As of present several existing early stage businesses are not ready to absorb significant capital that is the minimum ticket size some funds are willing to write according to the white paper. However, as noted earlier, the entrance of international investors is contingent upon professional local investors, as they can help more businesses achieve product market fit by providing capital and mentorship.

Another major concern that was addressed in the report is that with most startups and early stage businesses that have successfully raised angel or seed investments they are facing difficulties in getting follow on capital. The major concern raised was that there is a lack of exits seen in the Pakistani ecosystem and that local investors have often found it difficult to justify investments considering the lack of any sizeable exits or deployment of later stage capital (Series A) seen in the ecosystem.

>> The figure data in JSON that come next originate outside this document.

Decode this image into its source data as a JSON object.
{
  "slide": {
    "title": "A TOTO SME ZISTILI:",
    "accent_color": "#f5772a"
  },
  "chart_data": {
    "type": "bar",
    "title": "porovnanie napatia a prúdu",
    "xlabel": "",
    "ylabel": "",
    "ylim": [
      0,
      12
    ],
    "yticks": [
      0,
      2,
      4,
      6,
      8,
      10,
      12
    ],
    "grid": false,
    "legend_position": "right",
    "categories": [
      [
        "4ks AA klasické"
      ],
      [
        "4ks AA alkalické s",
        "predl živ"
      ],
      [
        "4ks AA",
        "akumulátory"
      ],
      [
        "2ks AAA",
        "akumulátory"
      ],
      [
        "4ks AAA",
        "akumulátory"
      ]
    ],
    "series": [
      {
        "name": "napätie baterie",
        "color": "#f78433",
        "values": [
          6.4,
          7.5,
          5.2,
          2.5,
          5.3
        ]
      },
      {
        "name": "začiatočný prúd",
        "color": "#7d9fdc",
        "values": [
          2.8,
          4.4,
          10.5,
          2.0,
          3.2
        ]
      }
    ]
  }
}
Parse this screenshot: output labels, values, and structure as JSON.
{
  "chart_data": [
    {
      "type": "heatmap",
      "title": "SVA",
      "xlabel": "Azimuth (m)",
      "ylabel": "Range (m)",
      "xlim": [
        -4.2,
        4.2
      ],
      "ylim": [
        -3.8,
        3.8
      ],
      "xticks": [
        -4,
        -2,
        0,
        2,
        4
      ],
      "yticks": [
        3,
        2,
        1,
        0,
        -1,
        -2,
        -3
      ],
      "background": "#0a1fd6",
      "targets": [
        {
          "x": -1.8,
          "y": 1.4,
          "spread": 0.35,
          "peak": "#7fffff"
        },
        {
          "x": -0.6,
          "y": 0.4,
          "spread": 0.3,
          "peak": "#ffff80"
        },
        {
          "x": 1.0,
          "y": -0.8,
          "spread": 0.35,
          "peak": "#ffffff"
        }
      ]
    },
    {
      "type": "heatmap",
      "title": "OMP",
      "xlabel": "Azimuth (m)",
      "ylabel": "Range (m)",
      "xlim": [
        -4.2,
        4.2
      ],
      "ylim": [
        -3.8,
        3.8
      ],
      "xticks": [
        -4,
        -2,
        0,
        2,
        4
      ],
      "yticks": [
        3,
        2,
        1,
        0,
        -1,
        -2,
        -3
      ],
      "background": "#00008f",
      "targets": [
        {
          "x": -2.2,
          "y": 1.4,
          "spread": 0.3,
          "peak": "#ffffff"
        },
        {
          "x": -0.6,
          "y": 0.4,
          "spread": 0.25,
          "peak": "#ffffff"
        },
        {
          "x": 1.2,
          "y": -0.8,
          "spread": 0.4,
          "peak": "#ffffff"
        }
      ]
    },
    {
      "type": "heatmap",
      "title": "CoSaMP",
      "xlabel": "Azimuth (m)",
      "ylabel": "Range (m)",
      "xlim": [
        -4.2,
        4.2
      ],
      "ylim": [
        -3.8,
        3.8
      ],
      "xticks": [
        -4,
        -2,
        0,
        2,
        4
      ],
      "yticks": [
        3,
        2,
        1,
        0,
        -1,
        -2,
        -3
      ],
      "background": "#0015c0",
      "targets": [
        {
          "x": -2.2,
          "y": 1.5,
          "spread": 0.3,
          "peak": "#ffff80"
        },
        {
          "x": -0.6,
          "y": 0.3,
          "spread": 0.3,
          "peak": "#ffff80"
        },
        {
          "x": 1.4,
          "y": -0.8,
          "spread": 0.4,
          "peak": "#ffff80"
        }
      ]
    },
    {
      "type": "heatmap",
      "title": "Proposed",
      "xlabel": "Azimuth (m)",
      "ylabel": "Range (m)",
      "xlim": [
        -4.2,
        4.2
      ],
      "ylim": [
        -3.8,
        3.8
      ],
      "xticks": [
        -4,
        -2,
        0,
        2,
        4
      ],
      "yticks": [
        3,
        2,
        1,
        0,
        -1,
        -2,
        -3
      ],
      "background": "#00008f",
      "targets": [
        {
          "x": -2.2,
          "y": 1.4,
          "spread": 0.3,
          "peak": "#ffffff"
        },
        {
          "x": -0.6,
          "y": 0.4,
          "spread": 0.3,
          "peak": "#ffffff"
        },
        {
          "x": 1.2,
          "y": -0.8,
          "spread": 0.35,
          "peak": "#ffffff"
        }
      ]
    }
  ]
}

The investors, according to the report also focus on how there’s a need for the change of the narrative regarding failure. Not many startups learn from their failures and that the investors also need to realize failure is only a part of the process, including when looking at their own portfolio and that the majority of their investments, will fail.

Jeffery Paine of Golden Gate Ventures, speaking on the investment landscape in Pakistan said,

“What I feel is that if you are investing right now in Pakistan, and your fund size is about $5m, you will probably make a lot of money. There is no question eyes will be on Pakistan. But don’t just spray and pray; be careful about what you invest in.”